AGRADECIMENTOS E CONCLUSÃO
 
          Termino, ou melhor, interrompo, por enquanto, este relato, desconfiando que já ultrapassei a barreira sugerida por um velho orador do Senado Romano: "ESTO BREVIS ET PLACEBIS". Agradeço a minha amiga Profª. Maria Lúcia Cunha Carneiro de São Lourenço-MG, pela paciência e exatidão com que fez as correções da língua portuguesa numa das primeiras versões deste texto há cerca de sete ou oito anos e da mesma forma, antecipadamente, manifesto minha gratidão às colegas Dras.

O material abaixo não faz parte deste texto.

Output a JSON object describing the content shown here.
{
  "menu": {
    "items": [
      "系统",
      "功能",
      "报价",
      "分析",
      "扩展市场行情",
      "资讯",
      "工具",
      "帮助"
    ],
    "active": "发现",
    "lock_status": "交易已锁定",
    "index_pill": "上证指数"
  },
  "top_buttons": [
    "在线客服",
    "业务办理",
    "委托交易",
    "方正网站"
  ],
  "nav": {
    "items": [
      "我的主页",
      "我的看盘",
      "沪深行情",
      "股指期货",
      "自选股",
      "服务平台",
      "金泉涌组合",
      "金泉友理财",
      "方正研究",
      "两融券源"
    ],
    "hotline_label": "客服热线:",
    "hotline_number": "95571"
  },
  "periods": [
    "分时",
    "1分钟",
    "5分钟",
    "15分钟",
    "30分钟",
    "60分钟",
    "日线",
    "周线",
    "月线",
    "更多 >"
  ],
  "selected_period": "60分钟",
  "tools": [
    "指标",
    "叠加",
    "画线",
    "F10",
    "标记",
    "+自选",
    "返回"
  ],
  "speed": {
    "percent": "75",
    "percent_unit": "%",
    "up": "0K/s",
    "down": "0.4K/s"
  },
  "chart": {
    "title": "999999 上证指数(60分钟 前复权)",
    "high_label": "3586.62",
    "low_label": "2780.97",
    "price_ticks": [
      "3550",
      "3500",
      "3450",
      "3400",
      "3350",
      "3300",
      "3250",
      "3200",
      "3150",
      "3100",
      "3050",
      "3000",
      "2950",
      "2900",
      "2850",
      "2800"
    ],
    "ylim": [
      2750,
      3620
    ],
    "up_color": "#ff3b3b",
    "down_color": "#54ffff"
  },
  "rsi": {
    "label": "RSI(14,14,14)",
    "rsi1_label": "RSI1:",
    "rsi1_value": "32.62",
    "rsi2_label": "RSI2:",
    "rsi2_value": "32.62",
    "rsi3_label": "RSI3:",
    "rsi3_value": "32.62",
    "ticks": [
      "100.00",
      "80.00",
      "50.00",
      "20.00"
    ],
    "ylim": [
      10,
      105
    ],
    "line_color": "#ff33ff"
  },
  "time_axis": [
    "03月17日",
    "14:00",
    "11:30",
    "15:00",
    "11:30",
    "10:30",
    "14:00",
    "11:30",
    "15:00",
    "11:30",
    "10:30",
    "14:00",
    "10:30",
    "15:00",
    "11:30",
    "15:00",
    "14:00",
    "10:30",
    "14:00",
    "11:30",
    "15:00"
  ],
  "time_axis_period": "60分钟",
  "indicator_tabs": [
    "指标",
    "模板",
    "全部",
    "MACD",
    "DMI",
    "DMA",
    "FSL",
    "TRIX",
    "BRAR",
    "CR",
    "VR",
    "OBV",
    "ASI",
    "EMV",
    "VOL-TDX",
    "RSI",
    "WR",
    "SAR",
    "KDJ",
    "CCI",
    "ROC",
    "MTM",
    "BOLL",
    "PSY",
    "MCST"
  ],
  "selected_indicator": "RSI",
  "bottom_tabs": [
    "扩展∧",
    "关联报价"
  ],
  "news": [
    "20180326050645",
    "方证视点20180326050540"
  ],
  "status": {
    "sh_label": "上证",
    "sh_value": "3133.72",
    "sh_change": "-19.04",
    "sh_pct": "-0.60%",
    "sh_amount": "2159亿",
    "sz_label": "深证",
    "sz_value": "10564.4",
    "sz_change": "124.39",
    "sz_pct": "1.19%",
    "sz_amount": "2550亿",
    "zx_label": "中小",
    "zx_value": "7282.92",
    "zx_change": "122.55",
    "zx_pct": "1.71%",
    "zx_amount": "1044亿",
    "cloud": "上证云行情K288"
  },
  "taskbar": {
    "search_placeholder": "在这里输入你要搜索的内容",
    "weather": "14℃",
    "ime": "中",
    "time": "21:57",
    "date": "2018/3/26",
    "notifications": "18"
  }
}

Ana Margarida Rosenberg e Celina Côrte pelo que puderem fazer neste sentido nesta versão que ficou sendo cerca do triplo da anterior.
          Concluindo esta minha escrita, vou parafrasear um poema denominado "Cumplicidade" que encontrei no livro Devaneios, do meu amigo Prof. Dr. Murillo Tadeu de Campos da Academia Santista de Letras, chegado um pouco antes do Carnaval aqui em casa:
"O reflexo dos meus óculos/sobre o livro que leio/reflete minha cumplicidade/com o inda distante autor.//E, quando sou eu/o causador desse livro,/anseio que os meus leitores/sintam o meu coração/pulsando no que escrevi,/para que padeçamos juntos,/no mesmo forte e intenso ritmo."
 
 
WMH
Campinas, fevereiro de 2015.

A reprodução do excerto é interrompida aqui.